Thursday 4 March 2010

Do developers dream of agile sheep?

Circumstances being what they are I’m currently working in a very small team. That would be the team of one, starring Chuck Norris. There are some advantages, besides the ability to fight off terrorists with my bare hands, such as worrying less about reviews whilst maintaining quality. I still review; it was the memory of past conflicts that always had me worried. I’ve been lucky to have worked with some personable people for several years, thus the process was relatively untroubled, but have been around long enough to remember a few toxic environments; where failure was less an opportunity to learn and more a chance for one-upmanship and the establishment of hierarchy.

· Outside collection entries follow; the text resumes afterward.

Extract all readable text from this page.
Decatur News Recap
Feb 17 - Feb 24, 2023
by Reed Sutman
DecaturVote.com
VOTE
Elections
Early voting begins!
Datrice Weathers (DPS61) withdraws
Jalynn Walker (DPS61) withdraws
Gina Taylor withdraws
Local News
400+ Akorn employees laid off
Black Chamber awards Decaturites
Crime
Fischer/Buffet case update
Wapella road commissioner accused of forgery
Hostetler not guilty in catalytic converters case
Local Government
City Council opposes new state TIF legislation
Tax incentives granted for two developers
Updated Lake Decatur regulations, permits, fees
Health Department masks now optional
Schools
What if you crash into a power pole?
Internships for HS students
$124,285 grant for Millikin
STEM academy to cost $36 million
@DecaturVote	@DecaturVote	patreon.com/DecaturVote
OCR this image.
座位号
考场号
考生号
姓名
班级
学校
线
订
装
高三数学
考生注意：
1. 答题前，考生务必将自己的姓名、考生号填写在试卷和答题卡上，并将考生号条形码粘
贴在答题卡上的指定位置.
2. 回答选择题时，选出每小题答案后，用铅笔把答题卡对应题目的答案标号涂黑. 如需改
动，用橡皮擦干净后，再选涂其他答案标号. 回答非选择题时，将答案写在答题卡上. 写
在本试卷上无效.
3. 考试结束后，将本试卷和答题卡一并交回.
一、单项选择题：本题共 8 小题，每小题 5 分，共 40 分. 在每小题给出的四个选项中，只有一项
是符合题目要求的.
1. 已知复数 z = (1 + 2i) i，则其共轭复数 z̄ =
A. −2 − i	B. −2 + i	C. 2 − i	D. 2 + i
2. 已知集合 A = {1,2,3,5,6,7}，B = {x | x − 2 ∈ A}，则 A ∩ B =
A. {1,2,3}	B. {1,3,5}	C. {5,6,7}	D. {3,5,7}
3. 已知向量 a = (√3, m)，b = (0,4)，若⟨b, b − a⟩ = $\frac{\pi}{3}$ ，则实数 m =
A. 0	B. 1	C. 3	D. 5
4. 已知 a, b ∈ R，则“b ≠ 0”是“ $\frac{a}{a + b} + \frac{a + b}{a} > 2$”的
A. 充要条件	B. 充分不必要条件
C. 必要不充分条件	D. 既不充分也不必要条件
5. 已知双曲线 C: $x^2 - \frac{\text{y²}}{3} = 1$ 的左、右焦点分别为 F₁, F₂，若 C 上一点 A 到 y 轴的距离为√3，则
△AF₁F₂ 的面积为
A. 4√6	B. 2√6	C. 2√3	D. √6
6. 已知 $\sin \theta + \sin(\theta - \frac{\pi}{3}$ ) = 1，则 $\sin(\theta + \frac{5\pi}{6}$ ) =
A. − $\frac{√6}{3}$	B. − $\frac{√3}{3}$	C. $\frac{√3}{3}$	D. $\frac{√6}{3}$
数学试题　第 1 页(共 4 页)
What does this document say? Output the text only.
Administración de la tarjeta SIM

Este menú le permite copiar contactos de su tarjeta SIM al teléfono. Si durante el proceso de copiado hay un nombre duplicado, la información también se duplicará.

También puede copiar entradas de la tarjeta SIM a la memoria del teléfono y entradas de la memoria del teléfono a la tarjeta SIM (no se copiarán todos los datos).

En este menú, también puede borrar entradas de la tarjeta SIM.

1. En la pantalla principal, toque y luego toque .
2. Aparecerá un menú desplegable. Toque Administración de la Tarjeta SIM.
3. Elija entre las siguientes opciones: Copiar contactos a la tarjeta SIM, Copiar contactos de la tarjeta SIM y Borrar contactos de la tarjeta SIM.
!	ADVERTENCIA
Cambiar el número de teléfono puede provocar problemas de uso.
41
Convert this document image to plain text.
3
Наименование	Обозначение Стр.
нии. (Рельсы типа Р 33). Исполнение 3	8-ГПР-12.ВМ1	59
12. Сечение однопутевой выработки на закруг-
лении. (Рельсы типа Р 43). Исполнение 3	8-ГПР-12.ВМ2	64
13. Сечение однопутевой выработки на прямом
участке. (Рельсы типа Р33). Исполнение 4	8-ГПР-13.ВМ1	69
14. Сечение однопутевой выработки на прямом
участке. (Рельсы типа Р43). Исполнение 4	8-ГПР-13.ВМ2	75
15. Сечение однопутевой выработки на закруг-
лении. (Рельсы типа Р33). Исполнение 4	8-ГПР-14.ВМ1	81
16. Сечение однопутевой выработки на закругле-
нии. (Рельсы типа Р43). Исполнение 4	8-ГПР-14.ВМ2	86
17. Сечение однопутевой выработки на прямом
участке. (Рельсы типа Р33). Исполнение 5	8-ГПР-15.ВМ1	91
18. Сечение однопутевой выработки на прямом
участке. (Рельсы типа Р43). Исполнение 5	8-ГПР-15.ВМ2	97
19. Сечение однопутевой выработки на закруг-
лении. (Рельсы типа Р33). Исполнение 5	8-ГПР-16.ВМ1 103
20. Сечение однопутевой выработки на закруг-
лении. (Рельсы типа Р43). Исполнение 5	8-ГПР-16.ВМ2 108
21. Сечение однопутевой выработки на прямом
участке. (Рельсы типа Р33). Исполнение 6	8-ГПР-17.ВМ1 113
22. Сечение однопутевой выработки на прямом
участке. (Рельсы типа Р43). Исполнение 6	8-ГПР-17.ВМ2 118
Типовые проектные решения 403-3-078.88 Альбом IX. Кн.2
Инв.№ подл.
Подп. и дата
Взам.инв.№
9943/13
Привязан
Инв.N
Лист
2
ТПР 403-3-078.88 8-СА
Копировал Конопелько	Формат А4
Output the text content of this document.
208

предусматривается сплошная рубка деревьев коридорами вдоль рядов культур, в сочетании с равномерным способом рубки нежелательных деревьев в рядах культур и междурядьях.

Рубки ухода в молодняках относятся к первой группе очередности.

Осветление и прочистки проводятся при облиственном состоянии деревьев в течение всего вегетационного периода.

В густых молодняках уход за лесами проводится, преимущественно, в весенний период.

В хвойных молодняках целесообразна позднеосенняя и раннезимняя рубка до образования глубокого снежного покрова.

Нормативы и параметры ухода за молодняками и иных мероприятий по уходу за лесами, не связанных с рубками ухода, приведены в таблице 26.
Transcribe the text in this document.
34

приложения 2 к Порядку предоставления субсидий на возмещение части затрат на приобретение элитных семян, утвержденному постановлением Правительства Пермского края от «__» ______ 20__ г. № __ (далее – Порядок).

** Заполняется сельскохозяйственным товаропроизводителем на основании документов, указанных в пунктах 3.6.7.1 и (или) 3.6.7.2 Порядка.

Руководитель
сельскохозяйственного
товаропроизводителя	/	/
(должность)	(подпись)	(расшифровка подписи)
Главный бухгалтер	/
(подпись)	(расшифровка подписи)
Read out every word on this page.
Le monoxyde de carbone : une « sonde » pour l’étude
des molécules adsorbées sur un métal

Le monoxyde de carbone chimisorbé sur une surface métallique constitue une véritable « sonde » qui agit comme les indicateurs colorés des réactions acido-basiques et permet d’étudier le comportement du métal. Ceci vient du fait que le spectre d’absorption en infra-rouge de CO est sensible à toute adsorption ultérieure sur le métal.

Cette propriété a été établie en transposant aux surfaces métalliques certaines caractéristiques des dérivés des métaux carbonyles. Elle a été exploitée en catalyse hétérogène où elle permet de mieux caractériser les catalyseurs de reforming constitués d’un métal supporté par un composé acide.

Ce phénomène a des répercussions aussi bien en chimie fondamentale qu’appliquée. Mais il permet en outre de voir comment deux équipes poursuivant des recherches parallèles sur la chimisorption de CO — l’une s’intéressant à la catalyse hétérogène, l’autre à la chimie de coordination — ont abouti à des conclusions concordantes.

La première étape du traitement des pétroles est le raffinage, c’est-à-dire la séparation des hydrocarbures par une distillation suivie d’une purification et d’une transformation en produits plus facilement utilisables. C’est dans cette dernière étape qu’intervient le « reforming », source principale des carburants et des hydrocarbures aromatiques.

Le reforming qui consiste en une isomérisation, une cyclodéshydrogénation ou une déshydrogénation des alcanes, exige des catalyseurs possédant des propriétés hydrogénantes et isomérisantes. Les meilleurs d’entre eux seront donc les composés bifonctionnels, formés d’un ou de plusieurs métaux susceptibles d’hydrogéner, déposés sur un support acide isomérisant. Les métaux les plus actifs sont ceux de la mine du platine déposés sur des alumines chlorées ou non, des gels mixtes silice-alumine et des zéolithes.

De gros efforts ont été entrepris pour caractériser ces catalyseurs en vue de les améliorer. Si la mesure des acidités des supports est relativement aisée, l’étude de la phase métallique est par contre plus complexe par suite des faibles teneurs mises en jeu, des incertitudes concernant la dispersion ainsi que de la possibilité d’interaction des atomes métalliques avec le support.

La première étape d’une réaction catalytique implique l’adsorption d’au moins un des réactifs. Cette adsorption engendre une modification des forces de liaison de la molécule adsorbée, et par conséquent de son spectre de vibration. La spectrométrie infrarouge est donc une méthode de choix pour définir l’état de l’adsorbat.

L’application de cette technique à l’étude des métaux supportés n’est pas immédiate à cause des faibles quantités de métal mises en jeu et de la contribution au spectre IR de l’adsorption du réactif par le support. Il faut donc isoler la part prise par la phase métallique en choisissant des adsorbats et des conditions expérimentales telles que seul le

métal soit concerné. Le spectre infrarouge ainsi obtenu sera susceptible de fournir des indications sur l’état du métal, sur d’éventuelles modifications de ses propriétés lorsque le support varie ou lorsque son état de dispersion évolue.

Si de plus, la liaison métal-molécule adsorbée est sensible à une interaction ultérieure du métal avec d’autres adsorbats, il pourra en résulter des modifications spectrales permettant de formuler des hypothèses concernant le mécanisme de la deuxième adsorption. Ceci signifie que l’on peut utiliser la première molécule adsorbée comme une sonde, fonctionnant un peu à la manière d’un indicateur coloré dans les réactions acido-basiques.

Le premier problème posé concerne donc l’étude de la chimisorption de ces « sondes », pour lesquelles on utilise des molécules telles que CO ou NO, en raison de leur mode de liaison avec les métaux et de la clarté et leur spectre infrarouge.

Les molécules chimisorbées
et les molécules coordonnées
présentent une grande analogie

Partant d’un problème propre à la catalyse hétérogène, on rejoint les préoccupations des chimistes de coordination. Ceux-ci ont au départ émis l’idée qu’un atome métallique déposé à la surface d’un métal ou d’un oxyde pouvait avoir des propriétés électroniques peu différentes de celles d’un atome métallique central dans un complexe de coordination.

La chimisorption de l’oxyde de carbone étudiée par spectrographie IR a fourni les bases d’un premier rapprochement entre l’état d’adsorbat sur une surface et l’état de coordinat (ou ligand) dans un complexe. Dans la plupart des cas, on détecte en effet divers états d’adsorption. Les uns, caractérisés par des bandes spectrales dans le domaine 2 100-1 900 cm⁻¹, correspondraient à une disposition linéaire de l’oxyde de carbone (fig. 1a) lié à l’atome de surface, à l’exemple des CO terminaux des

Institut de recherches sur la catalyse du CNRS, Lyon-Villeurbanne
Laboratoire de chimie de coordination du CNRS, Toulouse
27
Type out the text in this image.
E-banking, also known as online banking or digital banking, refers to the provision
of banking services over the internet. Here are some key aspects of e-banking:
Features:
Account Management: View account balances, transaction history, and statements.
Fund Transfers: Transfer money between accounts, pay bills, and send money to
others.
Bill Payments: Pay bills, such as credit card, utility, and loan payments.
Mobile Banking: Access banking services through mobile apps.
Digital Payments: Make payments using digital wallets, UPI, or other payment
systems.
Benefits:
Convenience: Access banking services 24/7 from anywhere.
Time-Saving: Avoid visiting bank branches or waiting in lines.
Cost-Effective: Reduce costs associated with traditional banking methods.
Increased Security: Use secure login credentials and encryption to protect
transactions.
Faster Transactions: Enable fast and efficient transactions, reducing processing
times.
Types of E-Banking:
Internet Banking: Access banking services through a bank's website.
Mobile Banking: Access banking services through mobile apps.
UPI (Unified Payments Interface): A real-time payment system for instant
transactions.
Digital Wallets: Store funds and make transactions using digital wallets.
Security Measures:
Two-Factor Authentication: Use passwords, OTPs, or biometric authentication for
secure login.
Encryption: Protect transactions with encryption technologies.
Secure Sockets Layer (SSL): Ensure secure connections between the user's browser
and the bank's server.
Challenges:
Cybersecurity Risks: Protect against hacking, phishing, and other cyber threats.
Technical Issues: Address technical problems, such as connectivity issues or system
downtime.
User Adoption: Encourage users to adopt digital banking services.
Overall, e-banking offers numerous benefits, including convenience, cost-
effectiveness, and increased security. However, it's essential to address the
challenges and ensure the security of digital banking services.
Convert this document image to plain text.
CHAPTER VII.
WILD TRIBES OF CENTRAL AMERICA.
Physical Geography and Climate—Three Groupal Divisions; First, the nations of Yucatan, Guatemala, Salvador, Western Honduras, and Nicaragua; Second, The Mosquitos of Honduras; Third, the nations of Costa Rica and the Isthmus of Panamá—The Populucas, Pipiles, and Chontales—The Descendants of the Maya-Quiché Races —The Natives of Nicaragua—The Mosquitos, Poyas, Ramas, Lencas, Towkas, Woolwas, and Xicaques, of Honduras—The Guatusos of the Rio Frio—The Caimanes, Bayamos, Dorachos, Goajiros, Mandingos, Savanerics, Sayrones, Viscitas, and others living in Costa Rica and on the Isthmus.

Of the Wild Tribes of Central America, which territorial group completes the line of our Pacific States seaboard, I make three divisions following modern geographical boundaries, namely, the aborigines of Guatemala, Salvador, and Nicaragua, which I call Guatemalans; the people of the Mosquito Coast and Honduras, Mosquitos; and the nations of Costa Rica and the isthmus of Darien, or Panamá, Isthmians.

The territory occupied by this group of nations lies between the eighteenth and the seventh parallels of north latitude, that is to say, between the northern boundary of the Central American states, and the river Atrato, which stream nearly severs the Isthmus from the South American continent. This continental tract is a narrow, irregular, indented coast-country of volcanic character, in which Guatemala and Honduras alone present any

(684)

Somewhat behind the curve I’ve been thinking a lot about Agile, this despite the mention of daily stand-ups. I didn’t pay much attention to this element at first but recently it’s occurred to me that far from being a euphemism there are probably some who interpret this literally – who require it. Having no first hand experience I’m ill-placed to comment, but who’d have thought keeping a meeting on-point would require something so prescriptive? Certainly not me; anyone who’s been in a meeting with sales knows that standing up won’t help… though running away might.
agile development explained cartoon
However I’m still fascinated, I always liked rapid application development. It’s the potential of seeing it done well that grabs the imagination; to interact with others on a regular basis with constructive comment given and taken, driving the project forward, continually improving the outcome. Only I’m not sure how the more ‘robust’ personalities are encouraged to value others as much as they value themselves. Perhaps this isn’t in the remit; yet I’ve read a blog or two that hint at the possibility. Wouldn’t it be great if a methodology enabled better product and better people? Or should I just go and hug a tree?

1 comments:

  1. "Anyone who's been in a meeting with sales knows that standing up won't help...though running away might."
    Very funny.

    Agree with your comments on "one-upmanship and the establishment of hierarchy."

    Workplaces seem to have become downwardly mobile as far as people's behavior. At first I thought it was one particular workplace, then thought workplaces just in town where I live, then thought state...You get the drift. I'm writing from America; you're in Wales, observing similar unproductive behavior, so maybe it's throughout the nations who shipped their jobs oversees with N-A-F-T-A.

    I have a theory people are angry because they no longer see the possibility (or hold the belief, at least) that they can succeed in a meaningful way financially, by hard work and talent. It's like a "lid" has been put on, and people are mad. The less thoughtful ones take it out on each other.
    Don't know if there's anything to this idea...
    thanks for your excellent blog. like it.